Grobby is versatile for emotion and humour, especially for young adults. Younger readers may think another child drew it.
Icing style can evoke traditional African embroidery as an alternative to the Legend style. It can also resemble actual icing.
Paper can be graphic and elegant, good for simple concepts. Or It can lift dry or earnest material without being flippant.
Stylised covers quite a broad range of styles – exaggerated and quirky styles that fit nowhere else.
Forceful debating, Grobby style
English lesson, Paper style
English textbook, Stylised style
Menu cover, Icing style
Exam techniques, Grobby style
Set design in cut Paper style
School day, Stylised style
Textbook title page, Icing style
Grobby is the newest and thus the 24th style.
Grobby was inspired by Kristofer Strom’s videos and art.
This new style has very little to do with either. But watching his evocative animations somehow freed me up to do something new.
Back in the 80′s I was exposed to comic art, much of it very avant-garde. The artists were as obscure as they were talented. I remember protesting, ‘I just can’t draw as ugly as that.’ I didn’t understand at all…
More recently, there was a glimmer of what they were all about. Check out the children’s drawings for ‘My Children’s Act’. There was a charm there I just couldn’t replicate, no matter how I tried. Probably, I never will. But the Grobby style brings so much fun to my work. Local high school learners seemed to enjoy it too.
All work on this page was done with Kate Beaumont for Cambridge University Press.
Icing: a deceptively naïve simplicity.
The Icing style emphasising simple lines by embossing them.
It can also look like traditional African embroidery. As such, it’s been used for a title page for a school textbook featuring aspects of South African life. It doesn’t appear often, but sometimes it’s the only style for a certain effect or mood. It is more delicate than the Legend style, which can seem too heavy, with its black outlines. Ethnic can also be subtle, after all. In fact – in the African culture, with its intricate customs and etiquette, subtleties rule.
In South Africa, we have many cultures, far more than the eleven official languages. It’s always a joy to borrow from other traditions and to honour them. Quite apart from that, this style is colourful and decorative – just right for the maps commissioned by the University of Cape Town, for people to find their way to and around the campuses.
The menu was one of the props in an ad for a toy ice-cream making machine. Here the style shows confectionery decorations and fantasy- with a child-like, playful character. The icing style was perfect for the menu drawings. The African embroidery possibilities came much later.
The Icing style can combine many elements, just like collages. Many different things can be knitted together or linked with one dominant style. Each is still its own picture, though, in the ‘Intro’ page showing different elements of South African life. The purpose is different from that of the Fotomelt technique, where many elements come together to form one picture or scene.
Paper art covers a fairly wide spectrum of ‘looks’.
The extra dimension is what makes the Paper style different from the Cut-out style.

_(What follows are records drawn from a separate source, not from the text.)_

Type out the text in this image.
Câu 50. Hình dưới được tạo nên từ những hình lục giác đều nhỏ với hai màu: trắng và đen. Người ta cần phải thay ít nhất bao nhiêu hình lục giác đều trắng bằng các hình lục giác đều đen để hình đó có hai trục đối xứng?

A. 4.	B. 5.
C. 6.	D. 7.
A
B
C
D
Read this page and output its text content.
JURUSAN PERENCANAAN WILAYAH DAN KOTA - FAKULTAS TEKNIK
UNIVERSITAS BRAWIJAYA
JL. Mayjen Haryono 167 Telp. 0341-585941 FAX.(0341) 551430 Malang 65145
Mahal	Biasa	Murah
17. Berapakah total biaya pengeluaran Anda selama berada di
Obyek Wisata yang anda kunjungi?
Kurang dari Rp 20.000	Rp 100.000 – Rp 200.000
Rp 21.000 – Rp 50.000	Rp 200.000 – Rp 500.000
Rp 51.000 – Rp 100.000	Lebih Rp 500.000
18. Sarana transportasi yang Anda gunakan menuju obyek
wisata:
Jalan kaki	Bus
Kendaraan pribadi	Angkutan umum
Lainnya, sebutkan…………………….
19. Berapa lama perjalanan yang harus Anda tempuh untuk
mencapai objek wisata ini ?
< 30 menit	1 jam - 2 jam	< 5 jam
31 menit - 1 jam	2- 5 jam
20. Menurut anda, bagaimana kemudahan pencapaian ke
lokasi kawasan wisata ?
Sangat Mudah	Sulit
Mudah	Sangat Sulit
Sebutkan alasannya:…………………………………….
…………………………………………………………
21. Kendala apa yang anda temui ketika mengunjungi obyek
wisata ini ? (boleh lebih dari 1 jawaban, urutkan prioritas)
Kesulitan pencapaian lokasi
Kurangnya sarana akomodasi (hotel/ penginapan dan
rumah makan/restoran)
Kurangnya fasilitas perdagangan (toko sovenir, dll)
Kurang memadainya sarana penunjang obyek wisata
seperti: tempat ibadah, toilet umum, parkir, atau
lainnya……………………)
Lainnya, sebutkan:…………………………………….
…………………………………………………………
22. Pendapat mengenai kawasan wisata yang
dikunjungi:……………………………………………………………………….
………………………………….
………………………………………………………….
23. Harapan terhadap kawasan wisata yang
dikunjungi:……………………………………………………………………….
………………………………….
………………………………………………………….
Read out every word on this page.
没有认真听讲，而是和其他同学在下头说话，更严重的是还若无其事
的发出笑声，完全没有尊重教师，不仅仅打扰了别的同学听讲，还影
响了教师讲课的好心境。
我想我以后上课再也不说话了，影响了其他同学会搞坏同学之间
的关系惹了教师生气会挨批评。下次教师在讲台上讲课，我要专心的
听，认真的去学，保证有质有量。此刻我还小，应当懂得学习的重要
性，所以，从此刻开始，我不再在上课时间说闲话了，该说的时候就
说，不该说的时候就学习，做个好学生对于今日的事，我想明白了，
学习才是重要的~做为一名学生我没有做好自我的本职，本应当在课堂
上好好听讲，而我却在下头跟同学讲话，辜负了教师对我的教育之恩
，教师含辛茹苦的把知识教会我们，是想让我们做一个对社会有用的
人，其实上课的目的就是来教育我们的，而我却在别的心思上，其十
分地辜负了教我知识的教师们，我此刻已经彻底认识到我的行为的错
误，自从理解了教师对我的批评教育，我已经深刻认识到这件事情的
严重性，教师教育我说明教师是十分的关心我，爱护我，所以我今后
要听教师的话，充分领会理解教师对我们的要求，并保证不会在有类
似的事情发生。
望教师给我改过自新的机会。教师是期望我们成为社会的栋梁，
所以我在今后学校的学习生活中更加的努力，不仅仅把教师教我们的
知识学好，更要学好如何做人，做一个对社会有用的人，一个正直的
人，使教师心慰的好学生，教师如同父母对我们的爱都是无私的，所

It may appear to be the Cut-out style with a drop shadow but there is an effort to make it look like paper. Sometimes I add a linen grain. The shadow is usually part of it. One can also imitate a crayon or pencil line on it, or a ragged edge using the highly gifted computer only. In some cases, actual paper is photographed.
The idea of using old or stained paper is a good way to get away from the constant digital feel. The work of e.g. Patrick Latimer, Cape Town, has inspired me to play with that technique more often.
In other examples of this style, from my Dappleshades paper decor range, the paper becomes a 3D sculpture evoking foliage or a cascade of bubbles or stones. There’s no reason not to use this as an illustration technique as well. I’ve used it in animation to construct a paper moth called ‘Tallulah (a very small love story)’
Stylised is a perfect style for adding some abstract qualities, a mood, humour, a concept.
Stylised is all about fun: very minimal, or complex and exaggerated.
As you will see from the examples, this style is great for illustrations that can be just about lines, only about shapes, or exaggerations of form.
The subject can also be quite serious, so use this style to lighten the mood but still get the message across.
It is probably safe to say that this is a style with some form of exaggeration, whether in a complex direction, emphatically minimal or decorative.